Face aux 470 millions de diabétiques dans le monde en 2019 (vs 100 en 2000) et aux 5 millions en France (vs 1 en 2000) des mesures urgentes s’imposent, d’autant qu’il s’agit, comme toutes ces nouvelles pandémies de maladies chroniques de pathologies évitables. Certes le diabète de type 2 est à l’origine une maladie génétique, comme toutes les maladies chroniques, mais dont l’explosion est directement liée aux modifications brutales, au cours des 50 dernières années, de nos conditions de vie, conséquence notamment de l’explosion des avancées technologiques qui bouleversent notre mobilité, notre comportement alimentaire, le développement de notre cerveau.

Sédentarité, malbouffe et stress sont devenus la règle, comportements que nos gènes n’ont jamais rencontrés, bien au contraire.


La prévention,

le nouvel enjeu pour le XXIe siècle


La gestion de ces pandémies exige de nouvelles approches en termes de prise en charge mais aussi de recherche.


  • Comprendre les mécanismes de déploiement de la pandémie

c'est le but des études épidémiologiques notamment celles pilotées par l'International Diabetes Federation (IDF) au travers de l’Atlas mondial du diabète.


  • Eviter le lourd tribut de la maladie

en termes de complications et de mortalité c’est développer de nouveaux médicaments, ce à quoi s’attaque l’industrie pharmaceutique.

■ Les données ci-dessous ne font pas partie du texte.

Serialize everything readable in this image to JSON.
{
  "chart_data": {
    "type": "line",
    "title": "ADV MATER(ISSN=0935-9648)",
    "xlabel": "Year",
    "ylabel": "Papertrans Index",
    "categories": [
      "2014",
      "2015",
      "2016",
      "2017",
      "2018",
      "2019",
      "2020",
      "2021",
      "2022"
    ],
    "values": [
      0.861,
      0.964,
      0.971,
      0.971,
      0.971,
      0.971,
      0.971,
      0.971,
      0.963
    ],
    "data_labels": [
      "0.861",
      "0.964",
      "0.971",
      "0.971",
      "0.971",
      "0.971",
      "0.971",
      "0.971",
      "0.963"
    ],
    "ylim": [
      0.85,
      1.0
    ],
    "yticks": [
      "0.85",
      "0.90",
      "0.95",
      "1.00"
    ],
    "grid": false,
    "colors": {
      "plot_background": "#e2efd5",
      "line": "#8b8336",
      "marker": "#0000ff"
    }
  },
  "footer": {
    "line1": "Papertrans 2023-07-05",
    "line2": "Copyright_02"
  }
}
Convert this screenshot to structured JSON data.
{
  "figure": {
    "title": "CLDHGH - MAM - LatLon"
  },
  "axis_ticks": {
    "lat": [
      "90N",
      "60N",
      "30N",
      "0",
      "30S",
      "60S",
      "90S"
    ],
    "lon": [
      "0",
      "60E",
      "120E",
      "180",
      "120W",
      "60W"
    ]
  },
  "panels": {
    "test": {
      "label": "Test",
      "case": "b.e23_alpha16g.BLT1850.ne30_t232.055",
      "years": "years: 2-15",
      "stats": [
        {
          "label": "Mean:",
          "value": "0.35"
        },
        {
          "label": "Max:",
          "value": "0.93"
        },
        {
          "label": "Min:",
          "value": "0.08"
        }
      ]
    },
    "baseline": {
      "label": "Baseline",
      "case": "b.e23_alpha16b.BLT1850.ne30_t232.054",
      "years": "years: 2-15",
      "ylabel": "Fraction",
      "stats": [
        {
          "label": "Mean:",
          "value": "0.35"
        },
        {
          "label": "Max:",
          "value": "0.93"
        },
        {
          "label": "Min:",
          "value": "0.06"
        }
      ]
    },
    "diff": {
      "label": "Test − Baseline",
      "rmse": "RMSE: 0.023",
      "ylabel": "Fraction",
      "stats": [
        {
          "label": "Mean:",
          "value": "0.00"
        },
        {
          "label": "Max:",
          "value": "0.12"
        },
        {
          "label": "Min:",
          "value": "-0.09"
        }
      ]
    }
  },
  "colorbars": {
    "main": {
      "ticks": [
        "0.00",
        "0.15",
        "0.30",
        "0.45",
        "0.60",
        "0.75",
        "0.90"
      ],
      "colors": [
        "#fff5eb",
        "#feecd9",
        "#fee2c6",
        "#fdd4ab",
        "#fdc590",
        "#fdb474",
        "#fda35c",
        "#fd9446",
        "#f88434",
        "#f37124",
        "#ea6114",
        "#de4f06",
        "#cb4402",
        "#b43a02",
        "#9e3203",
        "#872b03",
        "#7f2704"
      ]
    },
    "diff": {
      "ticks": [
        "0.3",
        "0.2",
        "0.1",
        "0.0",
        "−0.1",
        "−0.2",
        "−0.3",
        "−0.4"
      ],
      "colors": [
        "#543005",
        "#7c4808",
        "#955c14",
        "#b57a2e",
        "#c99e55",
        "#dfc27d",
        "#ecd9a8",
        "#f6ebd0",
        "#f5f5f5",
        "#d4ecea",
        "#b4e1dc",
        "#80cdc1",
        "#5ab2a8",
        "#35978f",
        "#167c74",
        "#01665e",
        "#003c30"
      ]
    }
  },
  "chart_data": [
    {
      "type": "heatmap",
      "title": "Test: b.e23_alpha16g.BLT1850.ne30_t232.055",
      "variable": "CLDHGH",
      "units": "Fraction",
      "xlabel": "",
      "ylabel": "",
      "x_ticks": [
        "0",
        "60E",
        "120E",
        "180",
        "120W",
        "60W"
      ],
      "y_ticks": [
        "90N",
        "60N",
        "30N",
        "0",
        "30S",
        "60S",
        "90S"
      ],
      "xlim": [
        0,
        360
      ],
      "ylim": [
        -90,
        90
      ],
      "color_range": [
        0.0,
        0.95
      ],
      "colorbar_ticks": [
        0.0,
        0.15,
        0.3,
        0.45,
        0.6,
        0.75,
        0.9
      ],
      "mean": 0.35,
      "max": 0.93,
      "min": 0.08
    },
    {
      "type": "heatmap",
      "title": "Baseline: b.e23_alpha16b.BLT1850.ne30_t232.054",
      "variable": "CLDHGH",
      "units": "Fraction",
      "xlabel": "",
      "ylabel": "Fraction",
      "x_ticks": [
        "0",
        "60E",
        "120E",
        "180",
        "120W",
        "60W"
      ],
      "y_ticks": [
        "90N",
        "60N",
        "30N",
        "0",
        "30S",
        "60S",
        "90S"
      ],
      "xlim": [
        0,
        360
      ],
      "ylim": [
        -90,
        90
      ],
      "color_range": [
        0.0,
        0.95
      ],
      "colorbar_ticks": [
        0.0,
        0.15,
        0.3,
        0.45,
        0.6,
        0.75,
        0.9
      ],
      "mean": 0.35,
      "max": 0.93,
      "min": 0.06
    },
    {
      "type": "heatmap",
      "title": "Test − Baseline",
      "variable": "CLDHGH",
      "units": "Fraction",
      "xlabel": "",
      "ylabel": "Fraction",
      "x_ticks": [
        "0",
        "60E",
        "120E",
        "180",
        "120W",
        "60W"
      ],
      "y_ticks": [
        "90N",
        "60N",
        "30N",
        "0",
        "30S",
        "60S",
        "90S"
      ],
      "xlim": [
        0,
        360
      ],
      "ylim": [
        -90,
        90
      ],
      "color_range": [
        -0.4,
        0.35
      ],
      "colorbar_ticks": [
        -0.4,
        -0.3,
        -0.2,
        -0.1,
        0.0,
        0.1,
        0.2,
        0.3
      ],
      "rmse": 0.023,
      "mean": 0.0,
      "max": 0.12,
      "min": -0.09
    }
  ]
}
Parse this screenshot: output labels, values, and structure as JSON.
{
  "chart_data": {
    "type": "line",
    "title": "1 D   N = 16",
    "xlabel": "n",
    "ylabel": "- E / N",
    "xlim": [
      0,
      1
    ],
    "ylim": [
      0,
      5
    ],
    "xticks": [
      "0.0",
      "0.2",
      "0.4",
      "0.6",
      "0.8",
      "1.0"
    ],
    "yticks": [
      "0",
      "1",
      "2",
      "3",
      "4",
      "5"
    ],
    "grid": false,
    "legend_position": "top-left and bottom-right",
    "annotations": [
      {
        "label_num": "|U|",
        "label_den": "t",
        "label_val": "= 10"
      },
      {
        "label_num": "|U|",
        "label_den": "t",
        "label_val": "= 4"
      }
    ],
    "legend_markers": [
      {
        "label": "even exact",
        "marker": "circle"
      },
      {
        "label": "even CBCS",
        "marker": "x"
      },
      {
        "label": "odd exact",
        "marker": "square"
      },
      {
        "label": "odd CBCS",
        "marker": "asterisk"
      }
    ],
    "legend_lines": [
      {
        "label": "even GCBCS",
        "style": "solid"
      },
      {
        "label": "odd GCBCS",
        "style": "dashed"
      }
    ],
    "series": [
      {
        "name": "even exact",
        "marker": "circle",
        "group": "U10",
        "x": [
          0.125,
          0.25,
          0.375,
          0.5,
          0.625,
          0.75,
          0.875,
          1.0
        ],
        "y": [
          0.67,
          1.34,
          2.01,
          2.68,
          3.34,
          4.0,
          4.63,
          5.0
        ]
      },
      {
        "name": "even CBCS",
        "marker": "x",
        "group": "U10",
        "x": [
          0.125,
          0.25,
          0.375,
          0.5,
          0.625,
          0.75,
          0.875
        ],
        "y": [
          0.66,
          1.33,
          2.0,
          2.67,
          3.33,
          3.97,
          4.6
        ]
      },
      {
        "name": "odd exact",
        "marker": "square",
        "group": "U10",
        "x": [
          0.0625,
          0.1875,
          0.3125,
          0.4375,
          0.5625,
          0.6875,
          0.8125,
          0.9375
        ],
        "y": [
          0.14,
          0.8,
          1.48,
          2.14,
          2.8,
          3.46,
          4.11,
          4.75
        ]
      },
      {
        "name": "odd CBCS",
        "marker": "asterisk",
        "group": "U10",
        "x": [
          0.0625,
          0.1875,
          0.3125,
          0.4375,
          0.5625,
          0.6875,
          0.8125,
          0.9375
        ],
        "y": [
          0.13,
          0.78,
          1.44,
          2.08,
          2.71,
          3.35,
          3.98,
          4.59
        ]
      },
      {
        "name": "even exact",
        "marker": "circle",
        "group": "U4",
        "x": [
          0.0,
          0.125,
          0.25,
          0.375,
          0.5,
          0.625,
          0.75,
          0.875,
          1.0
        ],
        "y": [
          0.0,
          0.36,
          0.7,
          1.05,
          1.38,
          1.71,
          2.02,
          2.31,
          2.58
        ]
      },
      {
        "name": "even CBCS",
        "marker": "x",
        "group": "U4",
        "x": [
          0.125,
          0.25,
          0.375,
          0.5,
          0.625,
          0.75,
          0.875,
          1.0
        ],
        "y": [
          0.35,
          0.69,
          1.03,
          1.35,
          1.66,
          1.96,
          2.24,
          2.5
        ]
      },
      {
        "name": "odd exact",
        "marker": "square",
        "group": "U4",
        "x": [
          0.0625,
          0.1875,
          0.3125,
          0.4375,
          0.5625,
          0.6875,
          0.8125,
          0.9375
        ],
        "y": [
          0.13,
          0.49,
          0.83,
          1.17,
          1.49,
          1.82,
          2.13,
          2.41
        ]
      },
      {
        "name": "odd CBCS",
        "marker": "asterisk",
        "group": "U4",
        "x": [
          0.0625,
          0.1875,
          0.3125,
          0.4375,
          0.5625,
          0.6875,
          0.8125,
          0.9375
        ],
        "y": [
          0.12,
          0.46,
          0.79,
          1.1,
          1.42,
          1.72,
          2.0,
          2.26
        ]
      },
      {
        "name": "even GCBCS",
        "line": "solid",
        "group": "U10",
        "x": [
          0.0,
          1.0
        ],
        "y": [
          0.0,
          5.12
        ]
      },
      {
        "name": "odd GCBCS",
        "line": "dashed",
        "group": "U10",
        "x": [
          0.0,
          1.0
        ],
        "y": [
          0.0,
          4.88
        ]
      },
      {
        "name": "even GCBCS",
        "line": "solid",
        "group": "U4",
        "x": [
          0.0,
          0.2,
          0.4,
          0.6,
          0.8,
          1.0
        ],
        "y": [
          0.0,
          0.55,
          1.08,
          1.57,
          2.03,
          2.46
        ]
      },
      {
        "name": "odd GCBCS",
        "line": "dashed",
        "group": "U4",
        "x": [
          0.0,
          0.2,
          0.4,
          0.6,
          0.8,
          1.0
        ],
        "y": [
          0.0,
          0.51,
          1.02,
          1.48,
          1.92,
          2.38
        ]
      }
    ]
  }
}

  • C’est aussi dépister tôt cette maladie

 alors que plus de la moitié des cas dans le monde n’est pas diagnostiquée du fait de l’absence de symptômes.


  • Enfin, le plus important doit être la prévention

en corrigeant les facteurs environnementaux en cause, notamment l’inactivité physique, voire la sédentarité et la « malbouffe ».


La nouvelle approche de lutte contre cette pandémie paraît simple : Prévenir, Diagnostiquer et Traiter, si simple en théorie, mais aujourd’hui en échec total, comme le montrent les prévisions de l’International Diabetes Federation (IDF) estimant à plus de 700 millions le nombre de diabétiques en 2040. Un échec individuel, un échec collectif qu’il faudra résoudre en comprenant que cette maladie, si banale il y a 50 ans, tue plus de 4 millions de sujets chaque année dans le monde.


Source : Le diabète: Mieux le comprendre pour mieux vivre. Michel Pinget, Michel Gerson. John Libbey Eurotext, 6 janv. 2022.